In China, export growth of 8.1% in April 2025, driven by shipments to Southeast Asia, suggests resilience, possibly through trans-shipment strategies to bypass U.S. tariffs. However, factory activity contracted at its fastest pace in 16 months, prompting China’s central bank to announce monetary stimulus, including rate cuts and liquidity injections.

The 64% drop in U.S. imports from China are evidence of decoupling.

Factory Closures and Protests

There are claims that U.S. tariffs have triggered widespread factory closures and protests in China, particularly in export hubs like Guangdong. For example, Radio Free Asia reported a “prevailing sense of helplessness” among Chinese workers, citing unpaid wages and strikes.

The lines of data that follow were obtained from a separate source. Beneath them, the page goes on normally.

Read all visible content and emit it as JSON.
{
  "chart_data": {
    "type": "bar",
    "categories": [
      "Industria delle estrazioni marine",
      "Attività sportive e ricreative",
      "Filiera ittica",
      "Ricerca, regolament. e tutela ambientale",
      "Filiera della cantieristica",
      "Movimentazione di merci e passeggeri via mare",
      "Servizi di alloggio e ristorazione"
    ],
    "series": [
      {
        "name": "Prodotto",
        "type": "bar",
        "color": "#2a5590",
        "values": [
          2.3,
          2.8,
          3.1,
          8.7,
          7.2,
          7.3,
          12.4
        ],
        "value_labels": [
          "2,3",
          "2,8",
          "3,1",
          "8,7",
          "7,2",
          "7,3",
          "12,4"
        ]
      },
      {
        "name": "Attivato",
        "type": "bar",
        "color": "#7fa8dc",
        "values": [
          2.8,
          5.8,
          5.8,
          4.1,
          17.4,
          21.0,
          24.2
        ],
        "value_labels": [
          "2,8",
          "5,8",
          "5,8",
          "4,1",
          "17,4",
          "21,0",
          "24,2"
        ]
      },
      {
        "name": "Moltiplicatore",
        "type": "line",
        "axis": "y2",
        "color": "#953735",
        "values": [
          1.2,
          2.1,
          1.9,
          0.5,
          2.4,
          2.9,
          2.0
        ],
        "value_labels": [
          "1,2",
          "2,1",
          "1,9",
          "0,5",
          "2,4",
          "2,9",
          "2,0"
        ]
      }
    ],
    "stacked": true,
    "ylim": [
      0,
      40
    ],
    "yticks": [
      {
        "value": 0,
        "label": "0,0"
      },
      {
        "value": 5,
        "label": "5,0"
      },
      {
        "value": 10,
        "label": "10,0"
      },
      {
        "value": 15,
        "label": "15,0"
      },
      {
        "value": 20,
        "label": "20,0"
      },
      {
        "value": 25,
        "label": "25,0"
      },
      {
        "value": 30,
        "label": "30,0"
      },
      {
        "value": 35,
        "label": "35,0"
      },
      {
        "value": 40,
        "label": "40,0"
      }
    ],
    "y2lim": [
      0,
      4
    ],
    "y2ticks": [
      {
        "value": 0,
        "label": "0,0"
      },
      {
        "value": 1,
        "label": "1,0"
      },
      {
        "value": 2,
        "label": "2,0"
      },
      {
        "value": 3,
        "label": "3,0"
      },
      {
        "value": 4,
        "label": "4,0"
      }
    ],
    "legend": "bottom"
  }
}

China’s official data and state media, such as Xinhua, project confidence, emphasizing export growth and strategic moves like cracking down on strategic mineral smuggling (e.g., gallium, germanium).

Global Context

Globally, China has sought to align with other nations wary of Trump’s tariffs. For instance, President Xi Jinping’s call for the EU to oppose “unilateral bullying” and China’s progress in lifting sanctions on European parliamentarian’s signal efforts to diversify trade partnerships.

Conclusion

The Geneva talks, culminating in a 90-day tariff reduction, have spotlighted U.S.-China relations, driving discussions about global economic stability.